Are your children drowning in toys? So much so that they actually can’t decide what they want to play with because it’s so overwhelming?
Maybe you’ve heard Maria Montessori’s quote before: “Help me do it alone.” Well, this will only work if the right environment is given to the child. Montessori talks about the prepared environment.
So, what can you do to foster this philosophy and create a calm, beautiful and inspiring play area?
Start with a big declutter session. Gather every single toy around the house and sort it into categories. These may include cars, dolls, blocks, puzzles etc. You might then want to use the KonMari method developed by Marie Kondo. This means your child holds everything and asks him/herself: ‘Does this spark joy?’ or ‘Do I love this?’ If your children are not old enough, you can decide. Otherwise, I encourage you to include them and let them make decisions as well. Most children know instinctively what makes their hearts sing.
Assess what you have
Look at what is left in each category. This will help you decide how to store and display it. Chances are that you still have too much, and you might have to consider toy rotation.
Think about storage
You can’t foster independent dressing in the morning if the clothes are hung up high and they can’t reach them. The same philosophy goes for toys: if you want your kids to put toys away, the home where the toy lives must be easily accessible. It’s great to put the majority of toys on shelves, in baskets or in trays rather than in trunks or drawers. Maybe you already have these things at home, but otherwise you might have to invest in some furniture.

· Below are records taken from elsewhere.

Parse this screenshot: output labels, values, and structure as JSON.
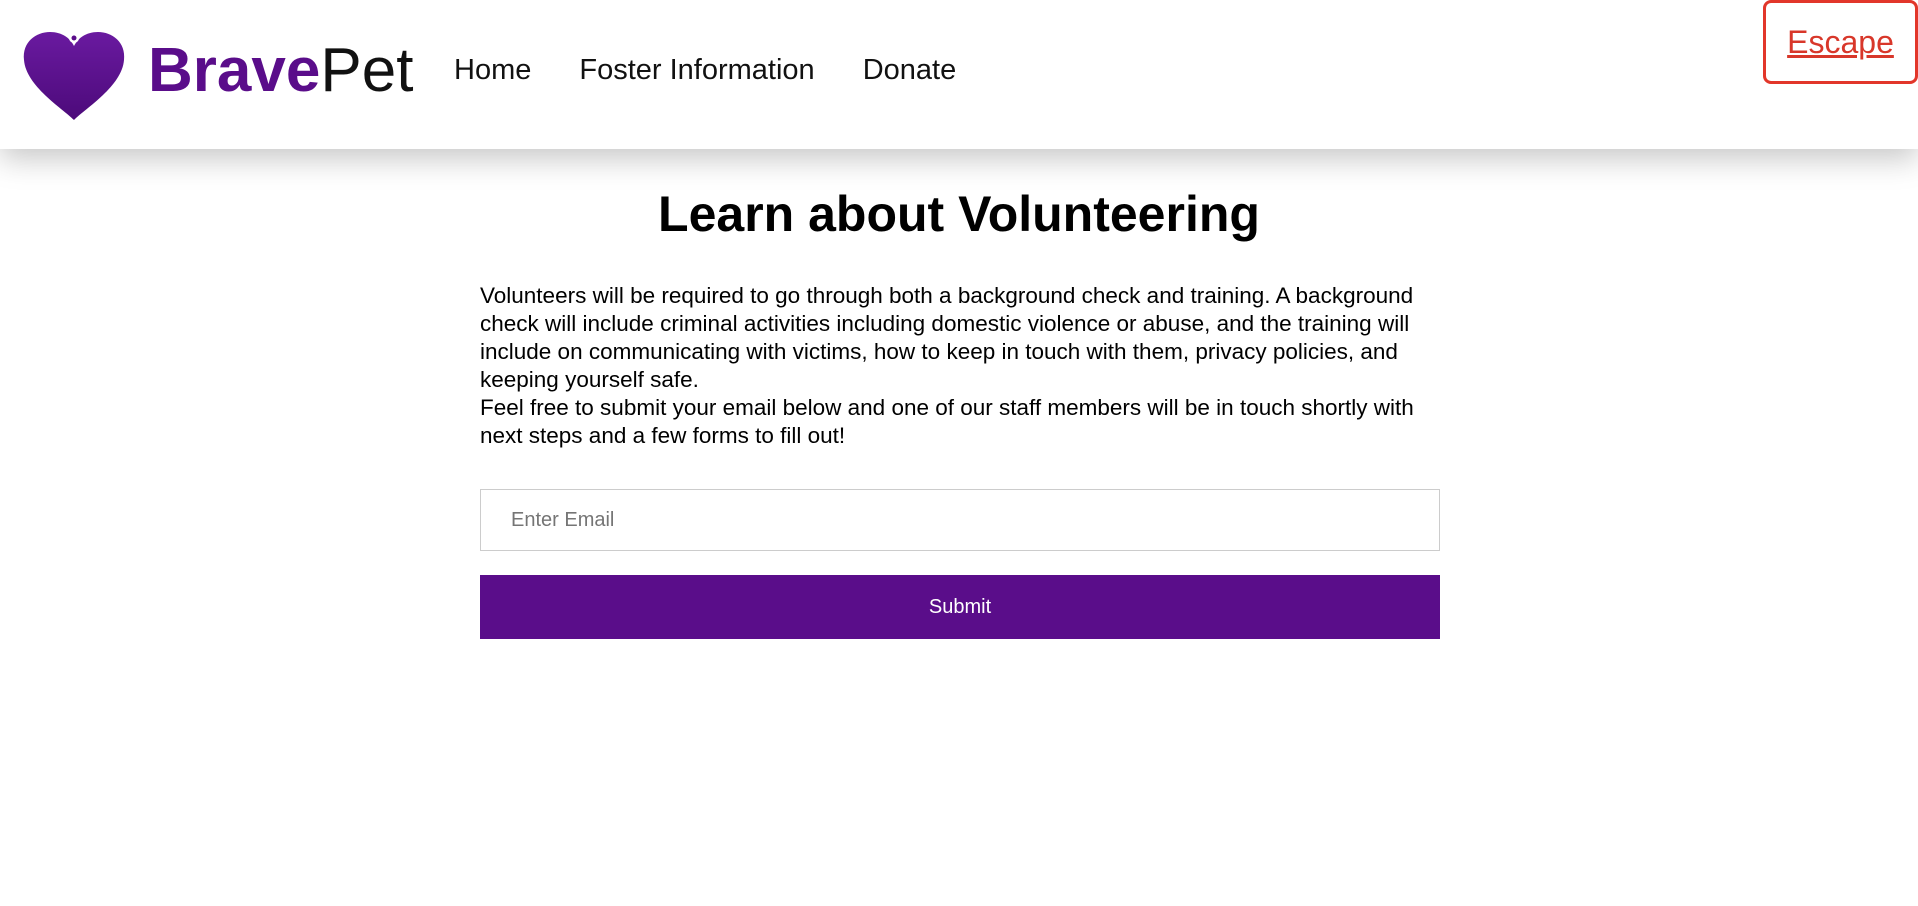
{
  "brand": {
    "name_part1": "Brave",
    "name_part2": "Pet",
    "logo_icon": "heart-tag-icon",
    "primary_color": "#5a0d8a"
  },
  "nav": {
    "items": [
      {
        "label": "Home"
      },
      {
        "label": "Foster Information"
      },
      {
        "label": "Donate"
      }
    ]
  },
  "escape": {
    "label": "Escape",
    "color": "#d8372a"
  },
  "main": {
    "title": "Learn about Volunteering",
    "paragraph1": "Volunteers will be required to go through both a background check and training. A background check will include criminal activities including domestic violence or abuse, and the training will include on communicating with victims, how to keep in touch with them, privacy policies, and keeping yourself safe.",
    "paragraph2": "Feel free to submit your email below and one of our staff members will be in touch shortly with next steps and a few forms to fill out!",
    "email_placeholder": "Enter Email",
    "email_value": "",
    "submit_label": "Submit"
  }
}
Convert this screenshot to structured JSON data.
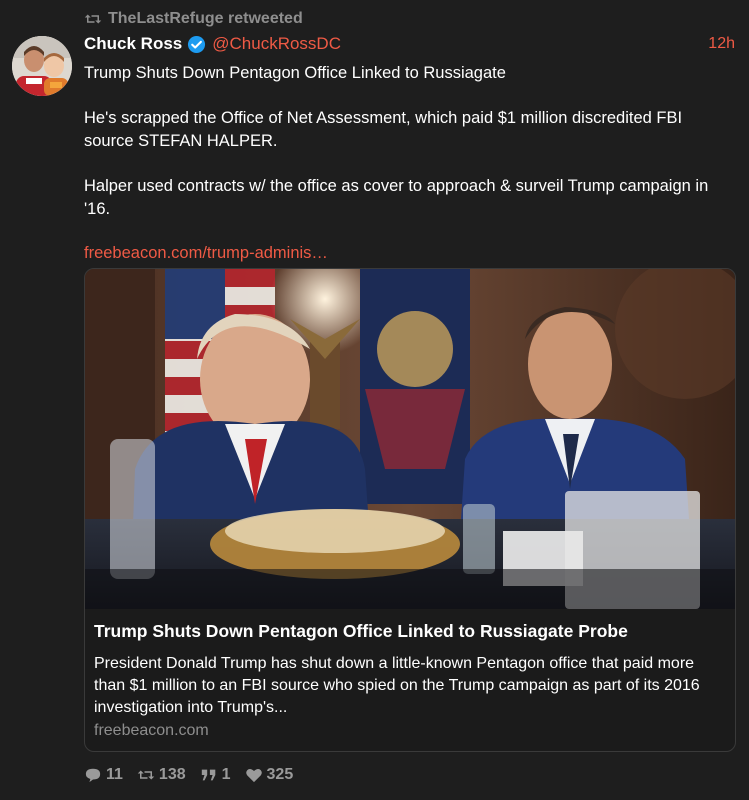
{
  "retweet": {
    "label": "TheLastRefuge retweeted",
    "icon": "retweet-icon"
  },
  "author": {
    "display_name": "Chuck Ross",
    "handle": "@ChuckRossDC",
    "verified_icon": "verified-badge-icon",
    "time": "12h"
  },
  "post": {
    "paragraphs": [
      "Trump Shuts Down Pentagon Office Linked to Russiagate",
      "He's scrapped the Office of Net Assessment, which paid $1 million discredited FBI source STEFAN HALPER.",
      "Halper used contracts w/ the office as cover to approach & surveil Trump campaign in '16."
    ],
    "link": "freebeacon.com/trump-adminis…"
  },
  "card": {
    "title": "Trump Shuts Down Pentagon Office Linked to Russiagate Probe",
    "description": "President Donald Trump has shut down a little-known Pentagon office that paid more than $1 million to an FBI source who spied on the Trump campaign as part of its 2016 investigation into Trump's...",
    "domain": "freebeacon.com"
  },
  "actions": {
    "replies": "11",
    "retweets": "138",
    "quotes": "1",
    "likes": "325"
  },
  "colors": {
    "background": "#1e1e1e",
    "accent": "#ef5a45",
    "muted": "#8e8e8e",
    "verified": "#1d9bf0"
  }
}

Rotate the toys and activities
Once you have the shelves and containers ready, start using and displaying the toys and activities. The rest should go into clear plastic containers with labels that will then be stored until you rotate the toys. The best to keep organised is to schedule the rotation date.

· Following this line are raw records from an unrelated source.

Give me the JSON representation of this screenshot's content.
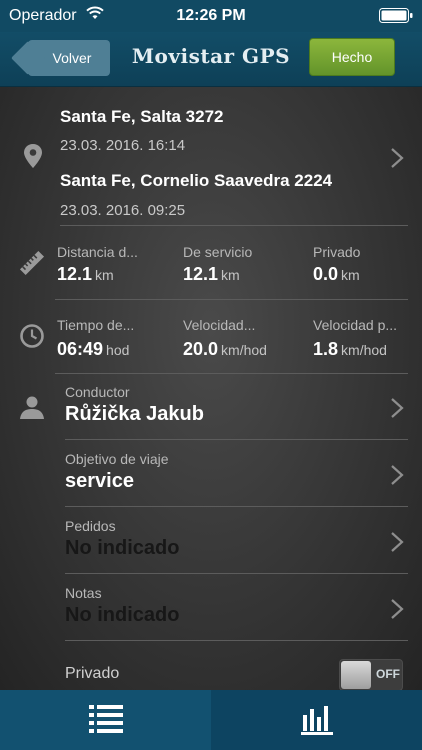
{
  "status_bar": {
    "carrier": "Operador",
    "time": "12:26 PM"
  },
  "nav": {
    "back_label": "Volver",
    "title": "Movistar GPS",
    "done_label": "Hecho"
  },
  "trip": {
    "end_address": "Santa Fe, Salta 3272",
    "end_time": "23.03. 2016. 16:14",
    "start_address": "Santa Fe, Cornelio Saavedra 2224",
    "start_time": "23.03. 2016. 09:25"
  },
  "distance": {
    "icon": "ruler-icon",
    "items": [
      {
        "label": "Distancia d...",
        "value": "12.1",
        "unit": "km"
      },
      {
        "label": "De servicio",
        "value": "12.1",
        "unit": "km"
      },
      {
        "label": "Privado",
        "value": "0.0",
        "unit": "km"
      }
    ]
  },
  "time_speed": {
    "icon": "clock-icon",
    "items": [
      {
        "label": "Tiempo de...",
        "value": "06:49",
        "unit": "hod"
      },
      {
        "label": "Velocidad...",
        "value": "20.0",
        "unit": "km/hod"
      },
      {
        "label": "Velocidad p...",
        "value": "1.8",
        "unit": "km/hod"
      }
    ]
  },
  "fields": {
    "driver": {
      "label": "Conductor",
      "value": "Růžička Jakub"
    },
    "purpose": {
      "label": "Objetivo de viaje",
      "value": "service"
    },
    "orders": {
      "label": "Pedidos",
      "value": "No indicado"
    },
    "notes": {
      "label": "Notas",
      "value": "No indicado"
    }
  },
  "private_toggle": {
    "label": "Privado",
    "state": "OFF"
  },
  "colors": {
    "nav_background": "#114a63",
    "done_button": "#7aa832",
    "tab_bar": "#125170"
  }
}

It is important to have house rules. Personally, I think being organised and orderly can be learned and is a life skill. This means that it’s up to us as parents to teach our children. One way to do this is by establishing rules in your home. This can range from putting things away before pulling out the next toy or a daily, quick tidy-up at the end of the day, to everything having a designated home.
Fewer, but better quality, toys
Invest in some good quality toys rather than cheap plastic stuff.
Try to get child-sized “tools” for activities. An example of this might be a small jar and a small glass from the op shop to practice pouring water, or a small broom to help clean the floor. Pre-school aged children especially don’t differentiate between play and work, so including them in daily housework chores has nothing to do with child labour, but with transferring life skills, and most children really enjoy this.